Article ID Journal Published Year Pages File Type
6202696 Progress in Retinal and Eye Research 2015 16 Pages PDF
Abstract

•We are coming close to understanding how its complex structure governs the shape and biomechanical behaviour of the cornea.•Transparency arises from the arrangement of collagen fibrils and the presence of crystallins within the stromal cells.•Fibril positions at any instant are maintained by the arrangement of proteoglycans around and between them.•Transparency loss in pathology or following surgery can arise from a combination of many different structural alterations.

The corneal stroma plays several pivotal roles within the eye. Optically, it is the main refracting lens and thus has to combine almost perfect transmission of visible light with precise shape, in order to focus incoming light. Furthermore, mechanically it has to be extremely tough to protect the inner contents of the eye. These functions are governed by its structure at all hierarchical levels.
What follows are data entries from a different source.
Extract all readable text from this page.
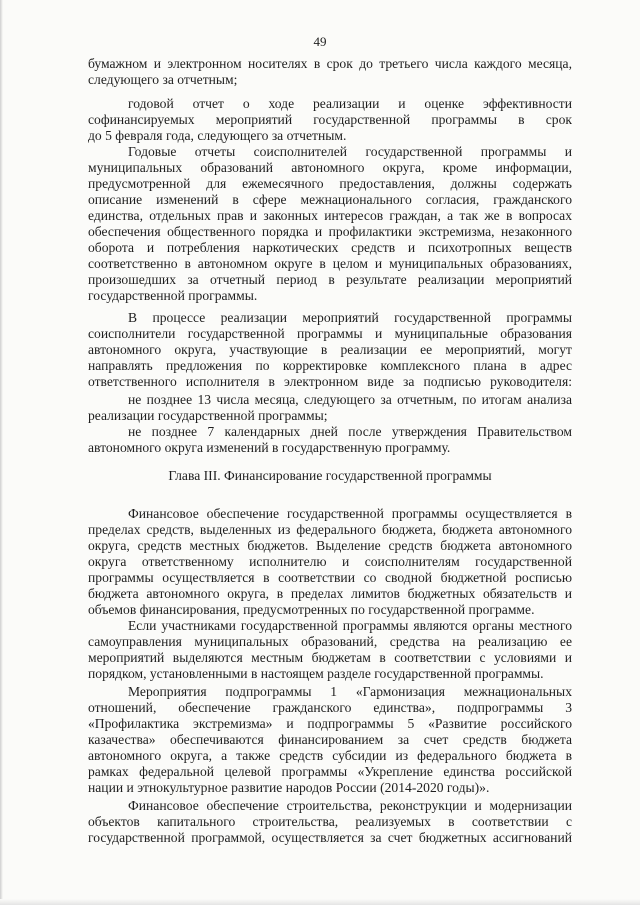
49
бумажном и электронном носителях в срок до третьего числа каждого месяца,
следующего за отчетным;
годовой отчет о ходе реализации и оценке эффективности
софинансируемых мероприятий государственной программы в срок
до 5 февраля года, следующего за отчетным.
Годовые отчеты соисполнителей государственной программы и
муниципальных образований автономного округа, кроме информации,
предусмотренной для ежемесячного предоставления, должны содержать
описание изменений в сфере межнационального согласия, гражданского
единства, отдельных прав и законных интересов граждан, а так же в вопросах
обеспечения общественного порядка и профилактики экстремизма, незаконного
оборота и потребления наркотических средств и психотропных веществ
соответственно в автономном округе в целом и муниципальных образованиях,
произошедших за отчетный период в результате реализации мероприятий
государственной программы.
В процессе реализации мероприятий государственной программы
соисполнители государственной программы и муниципальные образования
автономного округа, участвующие в реализации ее мероприятий, могут
направлять предложения по корректировке комплексного плана в адрес
ответственного исполнителя в электронном виде за подписью руководителя:
не позднее 13 числа месяца, следующего за отчетным, по итогам анализа
реализации государственной программы;
не позднее 7 календарных дней после утверждения Правительством
автономного округа изменений в государственную программу.
Глава III. Финансирование государственной программы
Финансовое обеспечение государственной программы осуществляется в
пределах средств, выделенных из федерального бюджета, бюджета автономного
округа, средств местных бюджетов. Выделение средств бюджета автономного
округа ответственному исполнителю и соисполнителям государственной
программы осуществляется в соответствии со сводной бюджетной росписью
бюджета автономного округа, в пределах лимитов бюджетных обязательств и
объемов финансирования, предусмотренных по государственной программе.
Если участниками государственной программы являются органы местного
самоуправления муниципальных образований, средства на реализацию ее
мероприятий выделяются местным бюджетам в соответствии с условиями и
порядком, установленными в настоящем разделе государственной программы.
Мероприятия подпрограммы 1 «Гармонизация межнациональных
отношений, обеспечение гражданского единства», подпрограммы 3
«Профилактика экстремизма» и подпрограммы 5 «Развитие российского
казачества» обеспечиваются финансированием за счет средств бюджета
автономного округа, а также средств субсидии из федерального бюджета в
рамках федеральной целевой программы «Укрепление единства российской
нации и этнокультурное развитие народов России (2014-2020 годы)».
Финансовое обеспечение строительства, реконструкции и модернизации
объектов капитального строительства, реализуемых в соответствии с
государственной программой, осуществляется за счет бюджетных ассигнований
The basic principles of corneal structure and transparency have been known for some time, but in recent years X-ray scattering and other methods have revealed that the details of this structure are far more complex than previously thought and that the intricacy of the arrangement of the collagenous lamellae provides the shape and the mechanical properties of the tissue. At the molecular level, modern technologies and theoretical modelling have started to explain exactly how the collagen fibrils are arranged within the stromal lamellae and how proteoglycans maintain this ultrastructure. In this review we describe the current state of knowledge about the three-dimensional stromal architecture at the microscopic level, and about the control mechanisms at the nanoscopic level that lead to optical transparency.